В минуту торжества, он окружил себя 4000 толпой рабов, которые свирепствовали над знатнейшими гражданами. В свою очередь "аристократ" Сулла точно так же окружил себя отрядом в 10000 рабов, которым дал свободу и права римского гражданства. В борьбе призывали на помощь всех. Воин, посланный убить Мария, был из тех самых Кимвров, от которых Марий только что спас Рим. По смерти Мария, главную силу его партии составляли жители Италии, тогда как Сулла представлял верховенство старого Рима. Покоряя мир, Рим таким образом волей-неволей сам расплывался среди обитателей всего мира, и его государственность силою вещей принимала универсальный характер.

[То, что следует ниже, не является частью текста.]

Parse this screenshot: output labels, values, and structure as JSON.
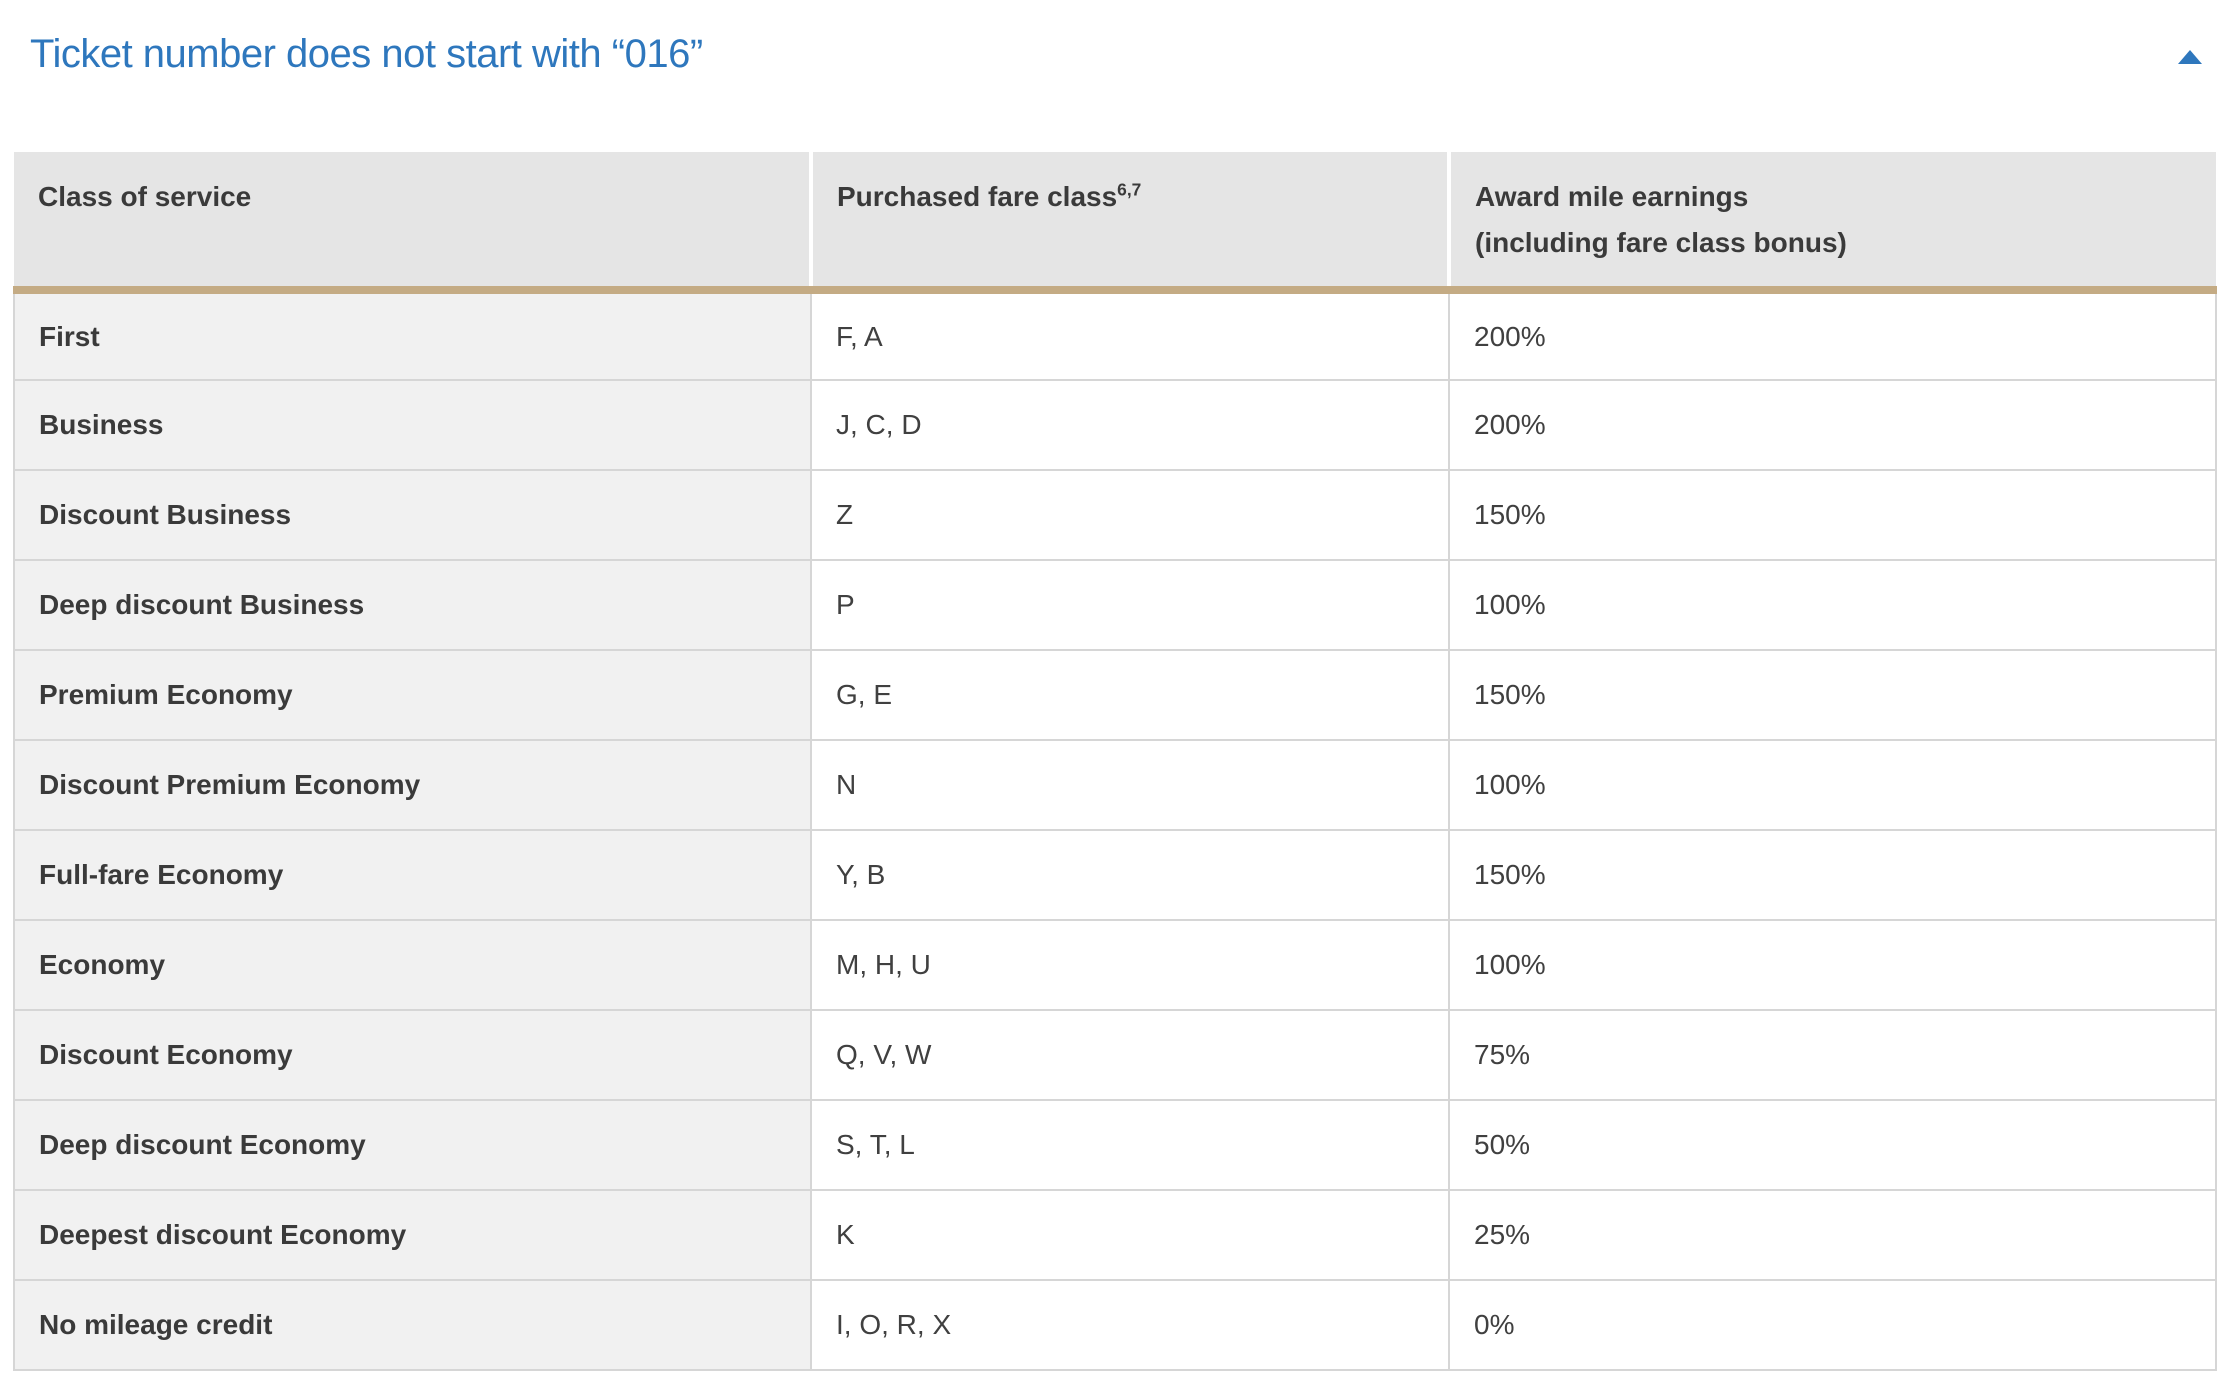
{
  "accordion": {
    "title": "Ticket number does not start with “016”",
    "state": "expanded",
    "collapse_icon": "chevron-up-icon"
  },
  "table": {
    "columns": [
      {
        "label": "Class of service"
      },
      {
        "label": "Purchased fare class",
        "sup": "6,7"
      },
      {
        "label": "Award mile earnings",
        "label2": "(including fare class bonus)"
      }
    ],
    "rows": [
      [
        "First",
        "F, A",
        "200%"
      ],
      [
        "Business",
        "J, C, D",
        "200%"
      ],
      [
        "Discount Business",
        "Z",
        "150%"
      ],
      [
        "Deep discount Business",
        "P",
        "100%"
      ],
      [
        "Premium Economy",
        "G, E",
        "150%"
      ],
      [
        "Discount Premium Economy",
        "N",
        "100%"
      ],
      [
        "Full-fare Economy",
        "Y, B",
        "150%"
      ],
      [
        "Economy",
        "M, H, U",
        "100%"
      ],
      [
        "Discount Economy",
        "Q, V, W",
        "75%"
      ],
      [
        "Deep discount Economy",
        "S, T, L",
        "50%"
      ],
      [
        "Deepest discount Economy",
        "K",
        "25%"
      ],
      [
        "No mileage credit",
        "I, O, R, X",
        "0%"
      ]
    ]
  },
  "colors": {
    "accent_blue": "#2e77bd",
    "header_background": "#e5e5e5",
    "row_label_background": "#f1f1f1",
    "header_underline_tan": "#c4ab84",
    "grid_border": "#d6d6d6",
    "text": "#3a3a3a"
  }
}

Соответственно этому процессу, изменялись и экономические условия существования народа. Древний Рим был населен народом земледельческим и трудовым. Сами Цинцинаты ходили за плугом, и плебей не мечтал ни о чем, кроме земли, на которой мог бы добывать в поте лица хлеб свой. Мало-помалу Рим становился центром промышленным и торговым. Прежняя родовая организация, с патронажем домовладыки, с многочисленными клиентами, становилась ненужной и невыгодной. Наилучшие пути к богатству были уже иные: промышленные спекуляции или грабеж провинций, да наконец и при крупном сельском хозяйстве, выгоднее были рабы, чем клиенты. И вот начинается усиленное распускание клиентов на волю. Вольноотпущенники, выбитые из старой колеи - declasses [30], - занимают главное среди римского плебса, а патрицианские фамилии отчасти перемешиваются с выскочками счастья и спекуляции, отчасти беднеют и переходят в ряды недовольных и бунтующих элементов.
Таким образом, в общей сложности, различие между патрициями и плебеями стирается как в политическом, так и в социально-экономическом отношении. Становится видно и чувствительно лишь различие между "оптиматами" и "пролетариями", людьми сильными, богатыми, влиятельными, с одной стороны, и голытьбой- с другой стороны.
И в таких-то условиях самодержавный народ должен был уследить за порядком сам, не имея уже своих доблестных, старых патрициев, которых права сам же уничтожил. Ясно, как все это обостряло дальнейший ход процесса социального и политического расстройства.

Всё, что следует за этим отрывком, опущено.